Blue Yonder today acknowledged the disruptions, saying they were the result of a ransomware incident affecting its managed services hosted environment. The company has established a dedicated cybersecurity incident update webpage to communicate its recovery progress, but it had not been updated for nearly two days as of Tuesday afternoon. “Since learning of the incident, the Blue Yonder team has been working diligently together with external cybersecurity firms to make progress in their recovery process. We have implemented several defensive and forensic protocols,” a Blue Yonder spokesperson said in an email.
The timing of the attack suggests that hackers may have targeted Blue Yonder in a calculated attack based on the upcoming Thanksgiving break, since many U.S. organizations downsize their security staffing on holidays and weekends, according to a statement from Dan Lattimer, VP of Semperis, a New Jersey-based computer and network security firm.

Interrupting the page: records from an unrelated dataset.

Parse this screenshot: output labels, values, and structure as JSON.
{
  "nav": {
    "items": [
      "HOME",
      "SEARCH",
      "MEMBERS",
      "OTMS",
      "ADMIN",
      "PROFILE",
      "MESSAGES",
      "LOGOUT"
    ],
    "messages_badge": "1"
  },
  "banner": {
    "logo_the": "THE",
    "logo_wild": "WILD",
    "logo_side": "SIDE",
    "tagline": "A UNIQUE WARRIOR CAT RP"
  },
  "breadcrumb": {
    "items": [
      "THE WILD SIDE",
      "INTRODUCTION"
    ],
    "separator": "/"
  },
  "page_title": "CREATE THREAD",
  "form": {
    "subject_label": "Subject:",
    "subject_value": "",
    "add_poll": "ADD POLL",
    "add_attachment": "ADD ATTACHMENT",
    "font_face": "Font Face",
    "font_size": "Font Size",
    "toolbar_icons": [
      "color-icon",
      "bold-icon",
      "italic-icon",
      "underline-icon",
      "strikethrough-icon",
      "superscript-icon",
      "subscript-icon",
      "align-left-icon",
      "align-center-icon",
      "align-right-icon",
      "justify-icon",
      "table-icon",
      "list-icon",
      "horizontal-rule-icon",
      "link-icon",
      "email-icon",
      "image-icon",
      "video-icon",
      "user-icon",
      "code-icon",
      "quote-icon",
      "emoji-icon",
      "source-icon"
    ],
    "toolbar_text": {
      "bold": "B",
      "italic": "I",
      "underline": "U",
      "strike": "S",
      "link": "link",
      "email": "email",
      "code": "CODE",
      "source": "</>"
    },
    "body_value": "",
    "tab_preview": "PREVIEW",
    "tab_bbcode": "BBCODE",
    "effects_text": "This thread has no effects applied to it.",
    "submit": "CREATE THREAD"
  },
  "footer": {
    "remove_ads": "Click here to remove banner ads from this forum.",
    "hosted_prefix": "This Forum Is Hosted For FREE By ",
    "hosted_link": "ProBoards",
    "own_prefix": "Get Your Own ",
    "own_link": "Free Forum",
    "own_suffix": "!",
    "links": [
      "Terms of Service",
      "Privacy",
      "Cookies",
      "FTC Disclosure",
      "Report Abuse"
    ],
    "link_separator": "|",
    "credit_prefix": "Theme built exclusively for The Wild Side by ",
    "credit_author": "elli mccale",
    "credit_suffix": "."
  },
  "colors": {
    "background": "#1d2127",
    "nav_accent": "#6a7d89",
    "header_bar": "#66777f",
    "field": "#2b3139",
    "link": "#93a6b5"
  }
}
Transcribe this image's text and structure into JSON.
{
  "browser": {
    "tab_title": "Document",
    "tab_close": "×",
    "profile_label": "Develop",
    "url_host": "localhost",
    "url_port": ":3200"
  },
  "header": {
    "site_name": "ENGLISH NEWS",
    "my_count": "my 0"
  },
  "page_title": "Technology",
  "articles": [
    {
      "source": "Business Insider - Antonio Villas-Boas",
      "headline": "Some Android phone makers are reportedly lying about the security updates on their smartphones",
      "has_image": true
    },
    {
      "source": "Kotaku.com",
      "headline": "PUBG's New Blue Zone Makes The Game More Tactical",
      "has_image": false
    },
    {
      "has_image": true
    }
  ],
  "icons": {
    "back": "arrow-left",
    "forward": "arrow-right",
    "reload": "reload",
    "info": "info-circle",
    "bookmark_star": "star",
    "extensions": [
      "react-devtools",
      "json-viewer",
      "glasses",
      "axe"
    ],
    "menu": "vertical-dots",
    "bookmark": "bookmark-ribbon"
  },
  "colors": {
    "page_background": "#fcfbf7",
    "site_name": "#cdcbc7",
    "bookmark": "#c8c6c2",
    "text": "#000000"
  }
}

“While details on the specifics of the Blue Yonder attack are scant, it is yet another reminder how damaging supply chain disruptions become when suppliers are taken offline. Kudos to Blue Yonder for dealing with this cyberattack head on but we still don’t know how far reaching the business disruptions will be in the UK, U.S. and other countries,” Lattimer said. “Now is time for organizations to fight back against threat actors. Deciding whether or not to pay a ransom is a personal decision that each company has to make, but paying emboldens threat actors and throws more fuel onto an already burning inferno. Simply, it doesn’t pay-to-pay,” he said.
The incident closely followed an unrelated cybersecurity issue at the grocery giant Ahold Delhaize, which has been recovering from impacts to the Stop & Shop chain that it across the U.S. Northeast region. In a statement apologizing to customers for the inconvenience of the cybersecurity issue, Netherlands-based Ahold Delhaize said its top priority is the security of its customers, associates and partners, and that the company’s internal IT security staff was working with external cybersecurity experts and law enforcement to speed recovery. “Our teams are taking steps to assess and mitigate the issue. This includes taking some systems offline to help protect them. This issue and subsequent mitigating actions have affected certain Ahold Delhaize USA brands and services including a number of pharmacies and certain e-commerce operations,” the company said.
Editor's note:This article was revised on November 27 to indicate that the cybersecurity issue at Ahold Delhaize was unrelated to the Blue Yonder hack.